Press Releases

Salceda: Close Subic Port, amass import documents, and purge personnel is rampant smuggling persists

January 7th, 2023

House Ways and Means Chair Joey Sarte Salceda (Albay, 2nd district) says that “unless Subic Port cleans up its act, we should seriously consider just closing the whole thing down for now, embargoing the import documents, and purging personnel.”

The House tax chair made the statement in response to recent incidents of agricultural smuggling in the port. At least four seizures of smuggled agricultural products were made in Subic in December alone. Some 7000 MT of smuggled sugar was also intercepted in Subic in August. 

“The brazenness – it wouldn’t happen if the smugglers aren’t confident they have conspirators in the ports,” Salceda said.

Salceda adds that his committee’s investigations into tobacco and petroleum smuggling in March 2021, and on agricultural smuggling in April 2022 also pointed to Subic as a major conduit and hub for smuggling in the country.

“Even with petroleum smuggling, Subic always figures,” Salceda remarked.

Salceda adds that the committee’s investigation into abuse of customs bonded warehouses in June 2020 pointed to Subic Port as a frequent channel.

“Basically, it’s the motherlode of smuggling in the country. We hit Subic smuggling hard, and we will see improvements in the fight against smuggling.”

Salceda said that the House Committee on Ways and Means will focus its efforts on agricultural smuggling and non-payment of excise taxes on imported products. 

“Definitely, a clean sweep, a nuclear option for Subic Port, should be on the table.”

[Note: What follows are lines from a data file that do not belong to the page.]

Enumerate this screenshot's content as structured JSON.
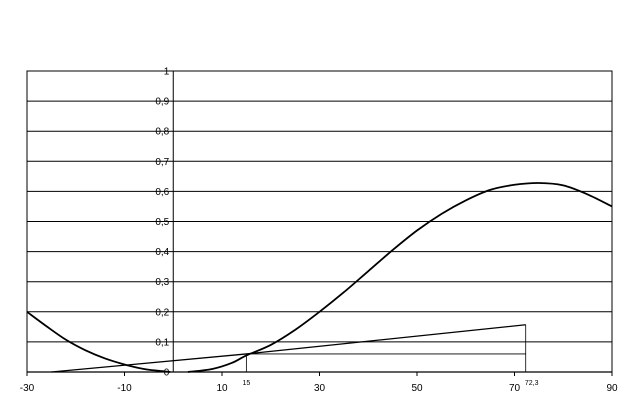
{
  "chart_data": {
    "type": "line",
    "xlim": [
      -30,
      90
    ],
    "ylim": [
      0,
      1
    ],
    "grid": true,
    "x_tick_labels": [
      "-30",
      "-10",
      "10",
      "30",
      "50",
      "70",
      "90"
    ],
    "x_ticks": [
      -30,
      -10,
      10,
      30,
      50,
      70,
      90
    ],
    "y_tick_labels": [
      "1",
      "0,9",
      "0,8",
      "0,7",
      "0,6",
      "0,5",
      "0,4",
      "0,3",
      "0,2",
      "0,1",
      "0"
    ],
    "y_ticks": [
      1,
      0.9,
      0.8,
      0.7,
      0.6,
      0.5,
      0.4,
      0.3,
      0.2,
      0.1,
      0
    ],
    "annotations": [
      {
        "text": "15",
        "x": 15
      },
      {
        "text": "72,3",
        "x": 72.3
      }
    ],
    "series": [
      {
        "x": [
          -30,
          -26,
          -22,
          -18,
          -14,
          -10,
          -6,
          -3,
          -0.6
        ],
        "y": [
          0.2,
          0.152,
          0.107,
          0.072,
          0.045,
          0.025,
          0.01,
          0.004,
          0.0
        ]
      },
      {
        "x": [
          3,
          8,
          12,
          15,
          20,
          25,
          30,
          35,
          40,
          45,
          50,
          55,
          60,
          65,
          70,
          75,
          80,
          85,
          90
        ],
        "y": [
          0.0,
          0.01,
          0.03,
          0.055,
          0.09,
          0.14,
          0.2,
          0.265,
          0.335,
          0.405,
          0.47,
          0.525,
          0.57,
          0.605,
          0.622,
          0.628,
          0.62,
          0.59,
          0.55
        ]
      },
      {
        "x": [
          -25,
          15,
          72.3
        ],
        "y": [
          0.0,
          0.06,
          0.157
        ]
      }
    ],
    "reference_lines": {
      "horizontal_y": 0.06,
      "horizontal_x_range": [
        15,
        72.3
      ],
      "vertical_x": [
        15,
        72.3
      ]
    }
  }
}
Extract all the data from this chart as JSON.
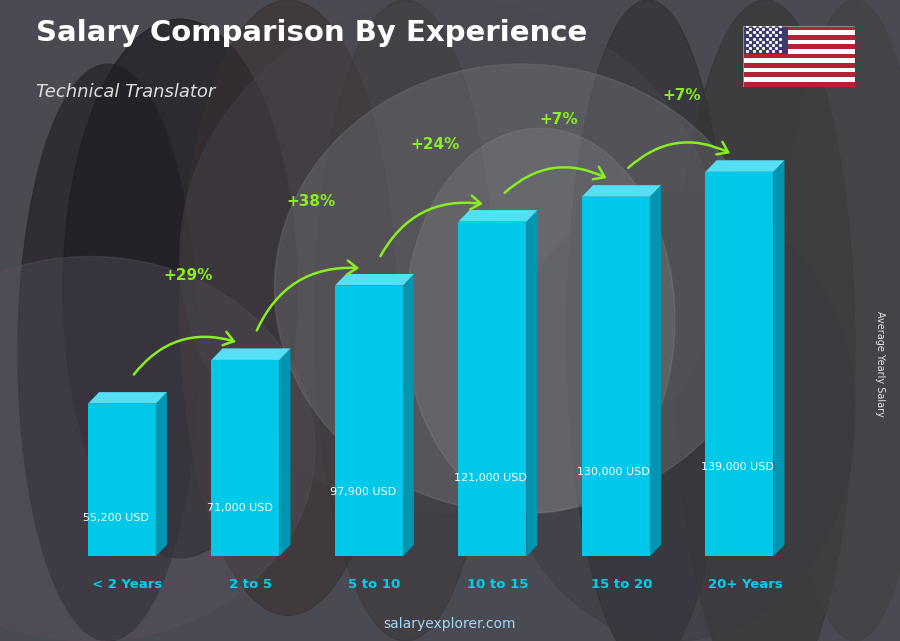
{
  "title": "Salary Comparison By Experience",
  "subtitle": "Technical Translator",
  "categories": [
    "< 2 Years",
    "2 to 5",
    "5 to 10",
    "10 to 15",
    "15 to 20",
    "20+ Years"
  ],
  "values": [
    55200,
    71000,
    97900,
    121000,
    130000,
    139000
  ],
  "bar_color_front": "#00c8e8",
  "bar_color_top": "#55dff5",
  "bar_color_side": "#0095b0",
  "salary_labels": [
    "55,200 USD",
    "71,000 USD",
    "97,900 USD",
    "121,000 USD",
    "130,000 USD",
    "139,000 USD"
  ],
  "pct_labels": [
    null,
    "+29%",
    "+38%",
    "+24%",
    "+7%",
    "+7%"
  ],
  "ylabel": "Average Yearly Salary",
  "watermark": "salaryexplorer.com",
  "title_color": "#ffffff",
  "subtitle_color": "#dddddd",
  "label_color": "#ffffff",
  "pct_color": "#88ee22",
  "xlabel_color": "#00cfef",
  "bg_color": "#5a5a62"
}
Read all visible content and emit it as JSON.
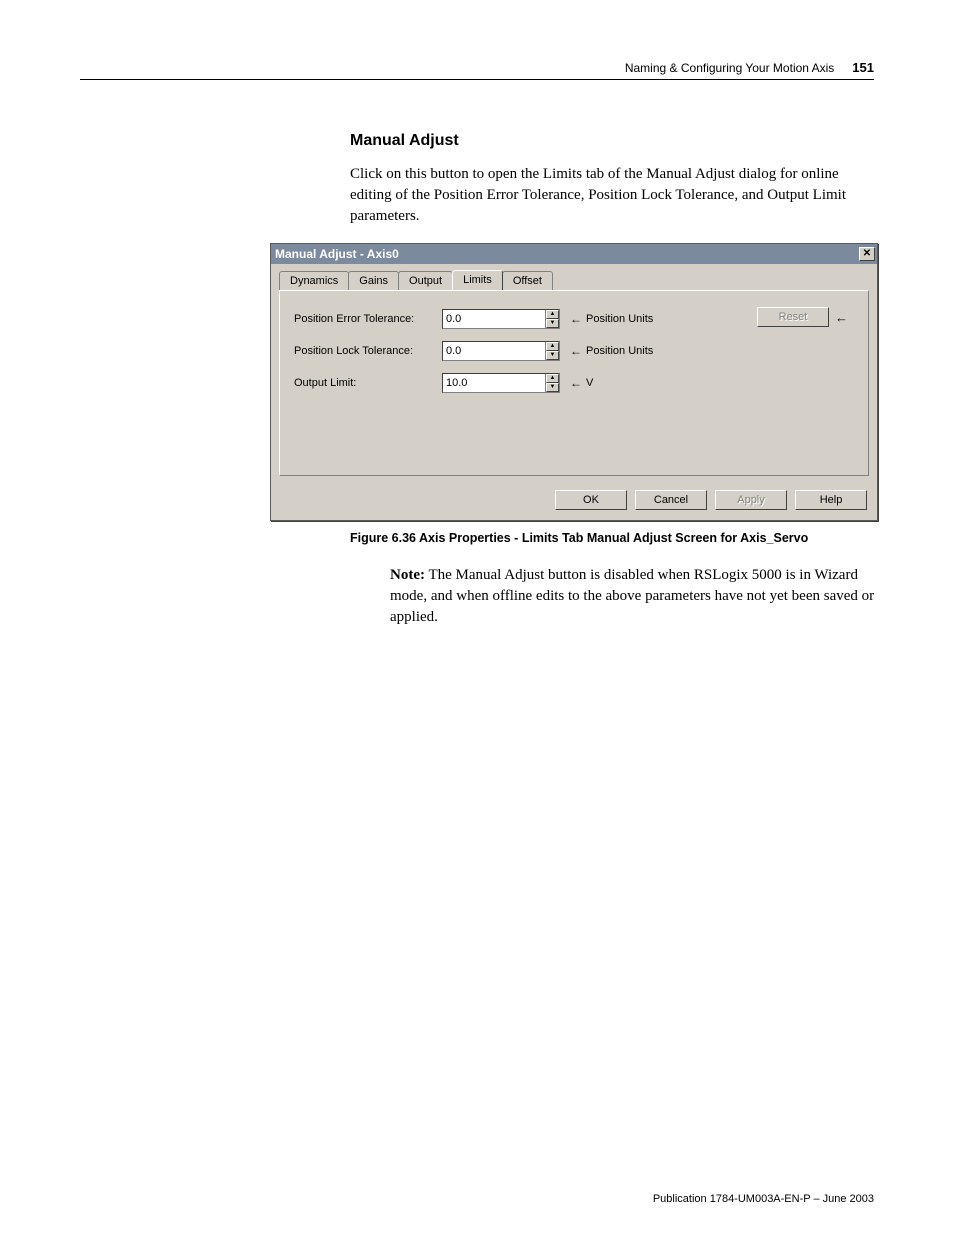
{
  "header": {
    "chapter": "Naming & Configuring Your Motion Axis",
    "page": "151"
  },
  "manual_adjust": {
    "heading": "Manual Adjust",
    "intro": "Click on this button to open the Limits tab of the Manual Adjust dialog for online editing of the Position Error Tolerance, Position Lock Tolerance, and Output Limit parameters."
  },
  "dialog": {
    "title": "Manual Adjust - Axis0",
    "tabs": [
      "Dynamics",
      "Gains",
      "Output",
      "Limits",
      "Offset"
    ],
    "active_tab": "Limits",
    "fields": {
      "pos_err": {
        "label": "Position Error Tolerance:",
        "value": "0.0",
        "unit": "Position Units"
      },
      "pos_lock": {
        "label": "Position Lock Tolerance:",
        "value": "0.0",
        "unit": "Position Units"
      },
      "out_limit": {
        "label": "Output Limit:",
        "value": "10.0",
        "unit": "V"
      }
    },
    "reset": "Reset",
    "buttons": {
      "ok": "OK",
      "cancel": "Cancel",
      "apply": "Apply",
      "help": "Help"
    }
  },
  "figure_caption": "Figure 6.36 Axis Properties - Limits Tab Manual Adjust Screen for Axis_Servo",
  "note": {
    "label": "Note:",
    "text": " The Manual Adjust button is disabled when RSLogix 5000 is in Wizard mode, and when offline edits to the above parameters have not yet been saved or applied."
  },
  "footer": "Publication 1784-UM003A-EN-P – June 2003",
  "glyph": {
    "left_arrow": "←",
    "up": "▲",
    "down": "▼",
    "close": "✕"
  }
}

Salceda cited the “hardline approach” to Boracay rehabilitation as “what might be necessary to clean up Subic of the ecosystem of corruption.”

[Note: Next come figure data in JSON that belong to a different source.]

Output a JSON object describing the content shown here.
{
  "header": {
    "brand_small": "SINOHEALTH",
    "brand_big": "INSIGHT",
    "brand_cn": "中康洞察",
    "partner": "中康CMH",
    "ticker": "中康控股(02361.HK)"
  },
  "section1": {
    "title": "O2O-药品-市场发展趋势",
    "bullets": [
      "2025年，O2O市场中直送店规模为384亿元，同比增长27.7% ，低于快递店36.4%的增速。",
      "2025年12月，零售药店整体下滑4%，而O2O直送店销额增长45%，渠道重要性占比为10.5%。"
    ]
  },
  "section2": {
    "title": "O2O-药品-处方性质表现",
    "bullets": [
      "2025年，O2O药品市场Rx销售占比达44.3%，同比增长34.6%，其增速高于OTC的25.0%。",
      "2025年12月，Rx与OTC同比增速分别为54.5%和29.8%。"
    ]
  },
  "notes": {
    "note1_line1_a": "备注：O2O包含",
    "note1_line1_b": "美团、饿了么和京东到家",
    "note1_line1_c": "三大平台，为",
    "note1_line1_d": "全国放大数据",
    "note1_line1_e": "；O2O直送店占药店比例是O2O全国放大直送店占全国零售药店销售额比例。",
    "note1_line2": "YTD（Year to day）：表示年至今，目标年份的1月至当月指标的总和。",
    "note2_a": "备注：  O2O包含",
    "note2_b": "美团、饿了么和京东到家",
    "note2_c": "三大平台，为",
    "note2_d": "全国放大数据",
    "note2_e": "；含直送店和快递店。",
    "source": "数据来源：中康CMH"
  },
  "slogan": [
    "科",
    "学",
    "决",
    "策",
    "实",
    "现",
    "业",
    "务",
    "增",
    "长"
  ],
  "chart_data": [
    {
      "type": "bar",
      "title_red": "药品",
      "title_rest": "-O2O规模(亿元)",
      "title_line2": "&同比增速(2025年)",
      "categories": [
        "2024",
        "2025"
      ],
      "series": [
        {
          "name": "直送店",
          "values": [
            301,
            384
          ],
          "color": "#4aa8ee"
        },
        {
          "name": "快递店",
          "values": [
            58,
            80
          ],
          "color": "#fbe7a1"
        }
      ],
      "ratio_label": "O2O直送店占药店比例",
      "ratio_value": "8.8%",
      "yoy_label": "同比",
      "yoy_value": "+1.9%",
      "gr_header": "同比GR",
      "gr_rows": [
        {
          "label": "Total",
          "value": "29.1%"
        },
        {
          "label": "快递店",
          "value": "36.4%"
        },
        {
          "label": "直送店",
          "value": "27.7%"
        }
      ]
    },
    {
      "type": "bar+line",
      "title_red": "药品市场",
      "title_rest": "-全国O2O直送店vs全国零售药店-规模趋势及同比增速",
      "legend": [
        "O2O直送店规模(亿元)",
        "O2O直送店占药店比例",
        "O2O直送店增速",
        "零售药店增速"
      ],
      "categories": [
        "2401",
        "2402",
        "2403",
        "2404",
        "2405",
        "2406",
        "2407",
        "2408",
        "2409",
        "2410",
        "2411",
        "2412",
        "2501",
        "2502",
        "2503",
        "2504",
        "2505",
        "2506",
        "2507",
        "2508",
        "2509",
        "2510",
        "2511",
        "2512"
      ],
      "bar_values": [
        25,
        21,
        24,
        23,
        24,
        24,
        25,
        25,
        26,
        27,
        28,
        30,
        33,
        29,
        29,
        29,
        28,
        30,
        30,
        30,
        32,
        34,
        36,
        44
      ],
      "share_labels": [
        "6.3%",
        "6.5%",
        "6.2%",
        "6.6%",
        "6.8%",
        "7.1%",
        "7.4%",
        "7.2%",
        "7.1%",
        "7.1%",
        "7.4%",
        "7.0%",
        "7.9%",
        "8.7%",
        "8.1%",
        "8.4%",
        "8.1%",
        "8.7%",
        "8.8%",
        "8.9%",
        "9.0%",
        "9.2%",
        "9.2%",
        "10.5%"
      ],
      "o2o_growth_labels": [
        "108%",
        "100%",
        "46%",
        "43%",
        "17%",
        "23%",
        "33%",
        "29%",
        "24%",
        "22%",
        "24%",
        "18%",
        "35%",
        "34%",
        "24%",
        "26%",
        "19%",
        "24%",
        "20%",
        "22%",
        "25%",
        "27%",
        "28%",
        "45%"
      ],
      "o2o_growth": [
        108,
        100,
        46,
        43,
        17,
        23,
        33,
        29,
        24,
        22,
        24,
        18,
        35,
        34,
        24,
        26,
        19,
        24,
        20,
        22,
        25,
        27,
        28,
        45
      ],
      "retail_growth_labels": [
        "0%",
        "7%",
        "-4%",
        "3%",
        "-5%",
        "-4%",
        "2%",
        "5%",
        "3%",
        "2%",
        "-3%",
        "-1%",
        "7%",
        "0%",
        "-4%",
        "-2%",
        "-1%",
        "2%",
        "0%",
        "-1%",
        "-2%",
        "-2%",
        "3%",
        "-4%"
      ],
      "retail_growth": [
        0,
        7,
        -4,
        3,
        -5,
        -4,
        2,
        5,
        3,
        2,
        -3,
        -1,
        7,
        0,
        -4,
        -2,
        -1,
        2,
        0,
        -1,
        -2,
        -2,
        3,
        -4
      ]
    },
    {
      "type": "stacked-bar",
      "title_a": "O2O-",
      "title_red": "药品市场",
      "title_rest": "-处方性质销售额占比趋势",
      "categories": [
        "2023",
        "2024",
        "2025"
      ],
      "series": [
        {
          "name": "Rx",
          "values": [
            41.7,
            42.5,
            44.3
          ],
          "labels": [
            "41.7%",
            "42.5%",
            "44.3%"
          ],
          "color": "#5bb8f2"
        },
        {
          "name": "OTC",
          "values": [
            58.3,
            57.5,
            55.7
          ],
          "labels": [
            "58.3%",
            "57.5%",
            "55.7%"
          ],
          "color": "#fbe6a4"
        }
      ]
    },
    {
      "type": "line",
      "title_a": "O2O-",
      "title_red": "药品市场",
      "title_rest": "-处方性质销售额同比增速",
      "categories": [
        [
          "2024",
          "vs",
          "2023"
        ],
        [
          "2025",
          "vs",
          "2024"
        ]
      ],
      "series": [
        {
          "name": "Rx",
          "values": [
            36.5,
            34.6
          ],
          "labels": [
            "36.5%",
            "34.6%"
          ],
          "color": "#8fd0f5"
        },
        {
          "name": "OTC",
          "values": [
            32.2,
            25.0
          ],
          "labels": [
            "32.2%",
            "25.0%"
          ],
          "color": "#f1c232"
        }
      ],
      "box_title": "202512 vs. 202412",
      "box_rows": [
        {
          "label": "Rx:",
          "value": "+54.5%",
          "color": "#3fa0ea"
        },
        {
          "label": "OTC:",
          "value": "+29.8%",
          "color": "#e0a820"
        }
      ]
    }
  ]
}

“It won’t be just a management change. Even an angel placed atop Subic Port’s management would struggle to rein in the corruption,” Salceda said.

Three points on customs enforcement

Salceda says that he expects a minimum of “three points” for customs enforcement during the first quarter of 2023.

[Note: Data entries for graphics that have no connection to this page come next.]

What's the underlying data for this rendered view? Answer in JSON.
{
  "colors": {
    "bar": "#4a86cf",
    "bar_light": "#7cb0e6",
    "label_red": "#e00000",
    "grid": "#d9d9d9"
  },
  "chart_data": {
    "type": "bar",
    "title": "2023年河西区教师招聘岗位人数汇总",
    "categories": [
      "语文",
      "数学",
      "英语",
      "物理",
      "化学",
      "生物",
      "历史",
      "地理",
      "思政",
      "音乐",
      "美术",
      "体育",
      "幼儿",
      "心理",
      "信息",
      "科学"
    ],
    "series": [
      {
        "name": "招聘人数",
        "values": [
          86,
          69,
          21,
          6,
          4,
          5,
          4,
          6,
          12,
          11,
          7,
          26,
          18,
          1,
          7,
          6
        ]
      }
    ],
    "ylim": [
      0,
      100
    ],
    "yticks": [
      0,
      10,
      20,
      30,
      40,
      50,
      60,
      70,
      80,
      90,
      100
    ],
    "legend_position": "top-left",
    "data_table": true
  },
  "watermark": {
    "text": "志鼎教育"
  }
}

First, Salceda says, he wants a task force of government lawyers to file strong cases of economic sabotage against key agricultural smugglers.

Second, Salceda believes that the Department of Finance should revitalize the “Run After The Smugglers” or RATS program.

Third, Salceda hopes that President Marcos will reinforce the creation of the government task force on economic intelligence through an Executive Order, or the agencies will issue a Joint Memorandum Circular on the matter.

“It’s the minimum the committee will expect of the customs enforcement agencies. Otherwise, nuclear options such as closing down smuggling havens will continue to be on the table.”